The one strange this is I can’t seem to run certbot renew --force-renewal. This gives me an unauthorized error of type invalid response. However, my certs should be good for another 60+ days in any case - so I’m choosing to ignore this one. Could it be that this is the actual problem?

I don't think the OCSP maintenance is related to this issue at all.

What I believe is happening is that you have orphaned nginx processes on your server.

Basically: some nginx workers are using an old version of your configuration, some are using a new version of your configuration. I'm not too sure how it happens, but very rarely it does.

How does this relate to SSL? It means some of the nginx workers are using your renewed certificate, and some are using the old certificate, which expired ~2 days ago. That lines up with this:

and it also lines up with the OCSP unauthorized response. Unauthorized is the response produced when an OCSP query is made for an expired certificate.

Why do I think you have orphaned nginx processes? Because when I connect to your server, I randomly see the wrong certificate.

$ openssl s_client -connect lymlyte.com:443 -showcerts 2>/dev/null | openssl x509 -noout -dates
notBefore=May  5 22:54:47 2020 GMT
notAfter=Aug  3 22:54:47 2020 GMT

$ openssl s_client -connect lymlyte.com:443 -showcerts 2>/dev/null | openssl x509 -noout -dates
notBefore=May  5 22:54:47 2020 GMT
notAfter=Aug  3 22:54:47 2020 GMT

$ openssl s_client -connect lymlyte.com:443 -showcerts 2>/dev/null | openssl x509 -noout -dates
notBefore=Mar  3 18:17:01 2020 GMT
notAfter=Jun  1 18:17:01 2020 GMT

$ openssl s_client -connect lymlyte.com:443 -showcerts 2>/dev/null | openssl x509 -noout -dates
notBefore=May  5 22:54:47 2020 GMT
notAfter=Aug  3 22:54:47 2020 GMT

Look at the dates on that second last connection.

To fix this: kill all your nginx processes. Make sure they are all really dead. Then restart nginx.

systemctl stop nginx
killall -9 nginx
ps aux | grep nginx
# Verify nothing came up in the grep, and then
systemctl start nginx

Besides orphaned nginx workers, the other possibility for how this could have occurred is if your nginx configuration has the same virtual host configured twice, and one of the configurations refers to an expired certificate.

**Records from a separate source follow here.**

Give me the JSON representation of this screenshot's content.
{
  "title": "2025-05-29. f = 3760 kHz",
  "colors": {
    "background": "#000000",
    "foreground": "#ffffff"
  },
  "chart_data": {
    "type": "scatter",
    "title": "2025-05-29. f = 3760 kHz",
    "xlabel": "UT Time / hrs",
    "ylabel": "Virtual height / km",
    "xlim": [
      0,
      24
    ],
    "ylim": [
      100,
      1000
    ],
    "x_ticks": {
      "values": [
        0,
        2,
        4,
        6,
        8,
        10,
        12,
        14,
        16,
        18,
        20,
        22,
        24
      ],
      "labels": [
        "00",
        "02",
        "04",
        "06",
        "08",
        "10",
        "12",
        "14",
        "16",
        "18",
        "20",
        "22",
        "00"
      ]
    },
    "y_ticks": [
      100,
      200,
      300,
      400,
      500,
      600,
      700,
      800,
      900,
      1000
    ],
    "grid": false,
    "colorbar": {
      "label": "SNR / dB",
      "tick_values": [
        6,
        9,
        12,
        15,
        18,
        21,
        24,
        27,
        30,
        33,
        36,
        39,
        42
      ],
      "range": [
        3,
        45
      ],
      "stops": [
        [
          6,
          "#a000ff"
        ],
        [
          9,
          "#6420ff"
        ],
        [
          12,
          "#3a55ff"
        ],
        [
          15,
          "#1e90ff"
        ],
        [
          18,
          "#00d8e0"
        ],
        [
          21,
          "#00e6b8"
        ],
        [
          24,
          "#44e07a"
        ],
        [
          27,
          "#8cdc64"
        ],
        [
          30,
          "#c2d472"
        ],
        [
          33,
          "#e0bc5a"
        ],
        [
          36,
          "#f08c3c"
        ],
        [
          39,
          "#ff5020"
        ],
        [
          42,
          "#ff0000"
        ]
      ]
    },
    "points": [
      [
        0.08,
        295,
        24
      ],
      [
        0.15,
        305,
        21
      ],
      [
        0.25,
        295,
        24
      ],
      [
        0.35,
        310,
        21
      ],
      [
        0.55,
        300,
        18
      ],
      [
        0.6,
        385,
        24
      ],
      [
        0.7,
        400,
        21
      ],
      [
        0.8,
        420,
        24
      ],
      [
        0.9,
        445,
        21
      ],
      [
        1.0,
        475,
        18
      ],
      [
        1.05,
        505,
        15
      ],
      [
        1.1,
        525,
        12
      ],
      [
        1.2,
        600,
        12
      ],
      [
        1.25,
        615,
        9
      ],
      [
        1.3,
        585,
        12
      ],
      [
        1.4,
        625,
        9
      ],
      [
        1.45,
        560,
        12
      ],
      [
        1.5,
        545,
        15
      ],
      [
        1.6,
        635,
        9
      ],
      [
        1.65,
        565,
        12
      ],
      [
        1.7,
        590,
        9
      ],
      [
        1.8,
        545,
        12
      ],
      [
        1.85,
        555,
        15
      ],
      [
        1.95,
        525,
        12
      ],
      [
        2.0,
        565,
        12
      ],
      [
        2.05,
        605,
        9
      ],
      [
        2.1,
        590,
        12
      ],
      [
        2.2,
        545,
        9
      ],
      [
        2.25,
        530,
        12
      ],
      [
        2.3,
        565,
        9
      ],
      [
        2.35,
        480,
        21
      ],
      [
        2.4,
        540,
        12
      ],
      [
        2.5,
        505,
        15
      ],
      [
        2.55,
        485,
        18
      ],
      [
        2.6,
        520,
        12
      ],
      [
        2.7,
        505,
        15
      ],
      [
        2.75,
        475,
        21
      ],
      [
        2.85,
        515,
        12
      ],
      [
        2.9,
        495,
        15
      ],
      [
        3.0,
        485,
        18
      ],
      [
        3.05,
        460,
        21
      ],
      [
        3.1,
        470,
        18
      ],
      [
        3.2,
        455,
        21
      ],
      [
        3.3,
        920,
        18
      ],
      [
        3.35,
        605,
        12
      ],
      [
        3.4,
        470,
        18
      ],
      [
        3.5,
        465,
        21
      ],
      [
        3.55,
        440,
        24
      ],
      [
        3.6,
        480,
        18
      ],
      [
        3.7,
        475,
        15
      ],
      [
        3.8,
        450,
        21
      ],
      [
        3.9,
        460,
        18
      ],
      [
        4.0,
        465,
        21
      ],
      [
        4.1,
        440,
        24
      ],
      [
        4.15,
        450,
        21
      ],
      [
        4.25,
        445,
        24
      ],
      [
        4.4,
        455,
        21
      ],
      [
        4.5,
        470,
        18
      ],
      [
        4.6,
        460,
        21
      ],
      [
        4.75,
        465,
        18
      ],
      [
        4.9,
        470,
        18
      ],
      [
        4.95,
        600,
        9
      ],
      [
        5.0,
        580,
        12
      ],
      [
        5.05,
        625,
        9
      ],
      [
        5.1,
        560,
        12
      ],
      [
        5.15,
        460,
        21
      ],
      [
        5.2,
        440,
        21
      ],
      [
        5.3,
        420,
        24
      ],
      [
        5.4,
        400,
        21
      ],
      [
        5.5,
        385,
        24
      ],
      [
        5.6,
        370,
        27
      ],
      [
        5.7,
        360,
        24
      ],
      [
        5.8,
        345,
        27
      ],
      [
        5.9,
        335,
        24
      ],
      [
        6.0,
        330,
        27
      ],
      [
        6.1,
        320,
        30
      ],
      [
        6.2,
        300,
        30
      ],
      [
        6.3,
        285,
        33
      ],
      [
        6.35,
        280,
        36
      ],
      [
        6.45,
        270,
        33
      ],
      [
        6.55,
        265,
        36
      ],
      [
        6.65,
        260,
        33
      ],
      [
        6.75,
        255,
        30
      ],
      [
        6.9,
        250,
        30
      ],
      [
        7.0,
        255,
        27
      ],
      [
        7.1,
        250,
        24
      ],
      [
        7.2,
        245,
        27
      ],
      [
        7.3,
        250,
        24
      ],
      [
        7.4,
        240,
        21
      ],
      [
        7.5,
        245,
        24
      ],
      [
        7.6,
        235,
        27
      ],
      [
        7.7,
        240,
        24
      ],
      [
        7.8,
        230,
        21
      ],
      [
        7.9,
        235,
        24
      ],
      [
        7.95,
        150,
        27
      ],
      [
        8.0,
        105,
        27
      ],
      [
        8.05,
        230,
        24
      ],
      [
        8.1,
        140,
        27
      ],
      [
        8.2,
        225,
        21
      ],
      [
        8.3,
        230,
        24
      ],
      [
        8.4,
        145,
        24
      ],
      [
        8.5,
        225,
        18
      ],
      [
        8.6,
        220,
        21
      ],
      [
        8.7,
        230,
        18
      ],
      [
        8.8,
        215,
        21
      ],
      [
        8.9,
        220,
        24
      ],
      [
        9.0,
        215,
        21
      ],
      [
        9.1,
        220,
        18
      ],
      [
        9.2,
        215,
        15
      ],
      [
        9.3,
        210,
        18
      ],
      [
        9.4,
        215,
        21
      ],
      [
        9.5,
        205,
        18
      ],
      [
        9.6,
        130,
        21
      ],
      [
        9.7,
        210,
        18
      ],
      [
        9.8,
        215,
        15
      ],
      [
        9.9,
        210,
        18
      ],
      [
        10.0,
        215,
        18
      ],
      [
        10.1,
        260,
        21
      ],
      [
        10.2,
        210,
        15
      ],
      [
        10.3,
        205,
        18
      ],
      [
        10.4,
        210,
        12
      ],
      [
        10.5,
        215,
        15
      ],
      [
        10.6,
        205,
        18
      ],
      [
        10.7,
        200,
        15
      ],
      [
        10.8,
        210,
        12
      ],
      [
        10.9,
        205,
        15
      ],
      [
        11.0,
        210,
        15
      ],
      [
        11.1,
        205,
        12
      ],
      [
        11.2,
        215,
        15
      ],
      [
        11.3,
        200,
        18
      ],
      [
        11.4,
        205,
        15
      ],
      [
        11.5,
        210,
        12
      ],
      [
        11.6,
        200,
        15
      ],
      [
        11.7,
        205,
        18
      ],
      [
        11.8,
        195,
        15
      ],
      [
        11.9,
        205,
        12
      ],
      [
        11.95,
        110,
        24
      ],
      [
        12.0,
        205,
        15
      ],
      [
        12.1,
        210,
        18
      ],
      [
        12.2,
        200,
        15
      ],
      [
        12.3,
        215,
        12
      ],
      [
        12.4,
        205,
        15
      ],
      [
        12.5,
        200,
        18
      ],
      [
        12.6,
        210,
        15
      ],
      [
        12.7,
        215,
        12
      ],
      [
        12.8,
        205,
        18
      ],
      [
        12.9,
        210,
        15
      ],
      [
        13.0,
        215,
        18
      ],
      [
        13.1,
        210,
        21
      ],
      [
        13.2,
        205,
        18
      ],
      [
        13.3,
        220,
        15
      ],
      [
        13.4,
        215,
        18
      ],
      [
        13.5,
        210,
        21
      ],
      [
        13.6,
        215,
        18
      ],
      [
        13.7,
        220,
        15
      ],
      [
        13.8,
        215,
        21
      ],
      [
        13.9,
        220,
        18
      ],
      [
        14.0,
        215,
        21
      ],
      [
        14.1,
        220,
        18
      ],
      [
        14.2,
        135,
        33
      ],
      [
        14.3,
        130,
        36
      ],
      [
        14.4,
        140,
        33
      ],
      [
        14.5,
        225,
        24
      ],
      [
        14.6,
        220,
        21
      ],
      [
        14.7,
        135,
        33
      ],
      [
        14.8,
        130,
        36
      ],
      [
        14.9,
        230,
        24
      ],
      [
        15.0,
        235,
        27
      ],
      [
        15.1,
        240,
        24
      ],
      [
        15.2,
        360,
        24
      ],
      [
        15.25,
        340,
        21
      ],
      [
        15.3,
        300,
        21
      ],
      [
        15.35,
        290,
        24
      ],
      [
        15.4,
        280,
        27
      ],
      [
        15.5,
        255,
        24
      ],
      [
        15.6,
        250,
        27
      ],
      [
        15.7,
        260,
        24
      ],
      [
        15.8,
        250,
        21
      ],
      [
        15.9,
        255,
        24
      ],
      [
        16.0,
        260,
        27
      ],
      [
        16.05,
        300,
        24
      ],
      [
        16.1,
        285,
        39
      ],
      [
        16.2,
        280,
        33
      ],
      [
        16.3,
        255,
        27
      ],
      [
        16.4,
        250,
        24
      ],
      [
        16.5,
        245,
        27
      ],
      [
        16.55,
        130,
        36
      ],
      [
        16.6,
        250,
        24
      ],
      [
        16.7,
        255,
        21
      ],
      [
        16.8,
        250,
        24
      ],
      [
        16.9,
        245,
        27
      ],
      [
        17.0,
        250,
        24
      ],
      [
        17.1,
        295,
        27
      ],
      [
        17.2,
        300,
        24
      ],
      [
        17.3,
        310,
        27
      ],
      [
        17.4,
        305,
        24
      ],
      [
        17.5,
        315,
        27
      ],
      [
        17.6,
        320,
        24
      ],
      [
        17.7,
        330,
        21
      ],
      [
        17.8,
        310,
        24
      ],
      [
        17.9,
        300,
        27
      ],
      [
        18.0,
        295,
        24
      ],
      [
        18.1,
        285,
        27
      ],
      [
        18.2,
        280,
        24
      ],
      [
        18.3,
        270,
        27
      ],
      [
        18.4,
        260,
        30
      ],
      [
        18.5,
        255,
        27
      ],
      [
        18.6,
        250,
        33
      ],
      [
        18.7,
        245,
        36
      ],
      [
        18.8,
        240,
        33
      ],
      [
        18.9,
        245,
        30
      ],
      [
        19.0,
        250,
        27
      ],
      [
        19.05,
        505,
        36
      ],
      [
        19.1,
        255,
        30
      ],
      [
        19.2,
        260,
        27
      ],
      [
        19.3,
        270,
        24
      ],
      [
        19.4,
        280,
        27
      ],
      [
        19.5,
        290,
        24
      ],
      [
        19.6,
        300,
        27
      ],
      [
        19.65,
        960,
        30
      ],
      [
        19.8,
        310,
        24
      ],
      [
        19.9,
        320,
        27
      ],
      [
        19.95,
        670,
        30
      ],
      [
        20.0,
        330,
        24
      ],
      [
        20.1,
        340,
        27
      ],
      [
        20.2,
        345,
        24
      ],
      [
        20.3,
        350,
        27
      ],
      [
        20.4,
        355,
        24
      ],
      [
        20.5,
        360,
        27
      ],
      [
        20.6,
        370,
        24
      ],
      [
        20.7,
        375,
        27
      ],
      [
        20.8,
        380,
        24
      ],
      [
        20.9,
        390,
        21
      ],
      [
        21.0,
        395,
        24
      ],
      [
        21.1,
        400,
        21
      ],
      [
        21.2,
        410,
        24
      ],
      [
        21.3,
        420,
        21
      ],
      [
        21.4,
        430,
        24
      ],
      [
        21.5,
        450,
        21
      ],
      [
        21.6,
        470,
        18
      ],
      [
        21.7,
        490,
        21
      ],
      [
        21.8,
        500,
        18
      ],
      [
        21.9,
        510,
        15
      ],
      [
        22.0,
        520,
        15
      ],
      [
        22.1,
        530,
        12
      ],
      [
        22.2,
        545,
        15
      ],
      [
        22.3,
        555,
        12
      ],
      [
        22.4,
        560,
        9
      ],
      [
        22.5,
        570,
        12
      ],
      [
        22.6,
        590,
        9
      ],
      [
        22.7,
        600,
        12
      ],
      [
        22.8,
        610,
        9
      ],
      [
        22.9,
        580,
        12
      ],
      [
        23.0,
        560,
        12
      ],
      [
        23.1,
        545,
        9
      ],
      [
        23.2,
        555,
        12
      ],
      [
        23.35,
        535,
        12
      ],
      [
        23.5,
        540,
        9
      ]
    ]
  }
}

But I think orphaned workers is more likely at this point.

To follow-up, you mean when I do

ps aux | grep nginx

No worker or master processes should show up?

p.s. this is highly odd. I’ve never seen anything like this (if this is indeed the case). I know you said you don’t know why it happens, but in case you have any hunches (or I can read about it happening elsewhere), my inquisitive mind is all ears.

Yes, no workers or masters should show up - since you forcibly killed all of them in the previous 2 steps.

I’ve only ever seen it happen to like 2 other users on this forum, so there might be some rare timing bug with the way Certbot reloads nginx, or in nginx’s systemd unit.

Well I gave it a shot. Now just waiting for a few to ensure it worked…

Looks good to me, 20 connects in a row and I didn’t see the old certificate.

Might be worth signing up to uptimerobot.com’s free plan or something, they’ll warn you if they see an expiring certificate, which would warn you if the issue comes back. Oops, apparently only on the paid plan.

This topic was automatically closed 30 days after the last reply. New replies are no longer allowed.